As circunstâncias fáticas dos recursos extraordinários foram abstraídas para se considerar como circunstância fática relevante o texto legal impugnado, a lei como fato, sendo a partir da sua análise em confronto com a Constituição identificada a inconstitucionalidade, que representa a solução jurídica: daí segue-se a aplicação do fundamento determinante do recurso julgado ao juízo de admissibilidade da ADI.
Conclui-se que:
1) A eficácia vinculante significa a proibição de decisões em sentido contrário àquele da ratio decidendi estabelecida em sede de controle concentrado ou difuso, devendo ser atualizados os precedentes do STF a partir do advento do CPC/15;
2) A tendência anterior do STF era de não tratar ambos como similares, tanto que nos dois paradigmas acerca da matéria houve a necessidade de um ou mais complementos decisórios para gerar efeitos vinculantes: a) no RE 197.917-8, o julgamento das ADIs ns. 3345 e 3365 no sentido da constitucionalidade da Res do TSE 21702/2004, que produziu o resultado de uma ADC procedente (efeito dúplice), proibitivo de decisões em contrário; b) no HC n, 82.959-7, a súmula Vinculante 26, contudo, não há mais esta necessidade em face da nova forma infraconstitucional que atribui aos juízes e tribunais a obrigatoriedade de seguir as decisões do plenário;
3) A eficácia transcendente ou irradiante expressa o transporte das razões de decidir de uma decisão para outra decisão, outro recurso ou outro ato normativo. É estender uma decisão a outro processo com pano de fundo semelhante, e não de sujeitar outros sujeitos passivos diversos daqueles que editaram o ato sob controle a uma determinada decisão (eficácia vinculante) é agora substituída pela força vinculante dos precedentes do STF;
4) A modulação de efeitos prevista no art. 27 da lei 9868/99 para o controle concentrado tem perfeito cabimento no controle difuso, tanto pela identidade ontológica entre tais modelos, como também porque em vários casos concretos se exige um cálculo de proporcionalidade entre a preservação da segurança jurídica dos atos praticados com base no dispositivo questionado em sua constitucionalidade e a sua retirada do ordenamento com base no princípio da “nulidade”.

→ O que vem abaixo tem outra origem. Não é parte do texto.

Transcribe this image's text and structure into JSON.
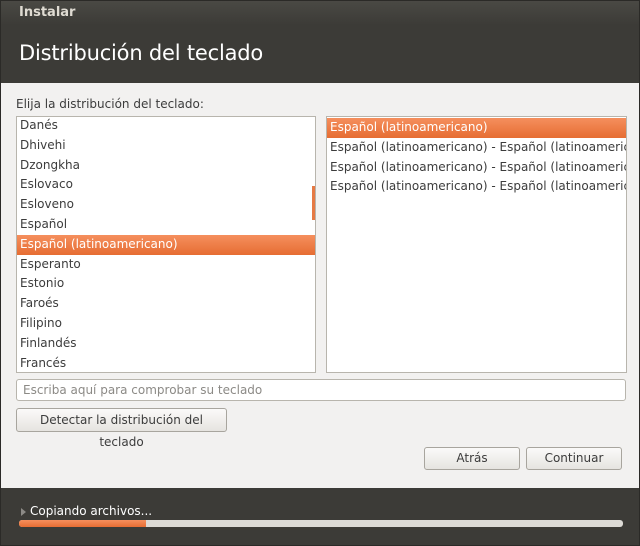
{
  "window": {
    "title": "Instalar"
  },
  "header": {
    "title": "Distribución del teclado"
  },
  "prompt": "Elija la distribución del teclado:",
  "layouts": {
    "selected_index": 6,
    "items": [
      "Danés",
      "Dhivehi",
      "Dzongkha",
      "Eslovaco",
      "Esloveno",
      "Español",
      "Español (latinoamericano)",
      "Esperanto",
      "Estonio",
      "Faroés",
      "Filipino",
      "Finlandés",
      "Francés"
    ]
  },
  "variants": {
    "selected_index": 0,
    "items": [
      "Español (latinoamericano)",
      "Español (latinoamericano) - Español (latinoamericano, eliminar teclas muertas)",
      "Español (latinoamericano) - Español (latinoamericano, incluir tilde muerta)",
      "Español (latinoamericano) - Español (latinoamericano, teclas muertas de Sun)"
    ]
  },
  "test_input": {
    "placeholder": "Escriba aquí para comprobar su teclado",
    "value": ""
  },
  "buttons": {
    "detect": "Detectar la distribución del teclado",
    "back": "Atrás",
    "continue": "Continuar"
  },
  "status": {
    "text": "Copiando archivos...",
    "progress": 0.21
  },
  "colors": {
    "accent": "#e66d33",
    "header_bg": "#3c3b37"
  }
}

O modelo brasileiro carecia da regra do stare decisis, cada juiz possuía a sua própria constituição. A estrutura anterior permitia que apenas os juízes do tribunal de apelação fossem vinculados às decisões do STF em controle difuso, enquanto juízes de primeiro grau e o próprio STF não deviam obediência aos precedentes firmados em matéria constitucional pelo Pleno.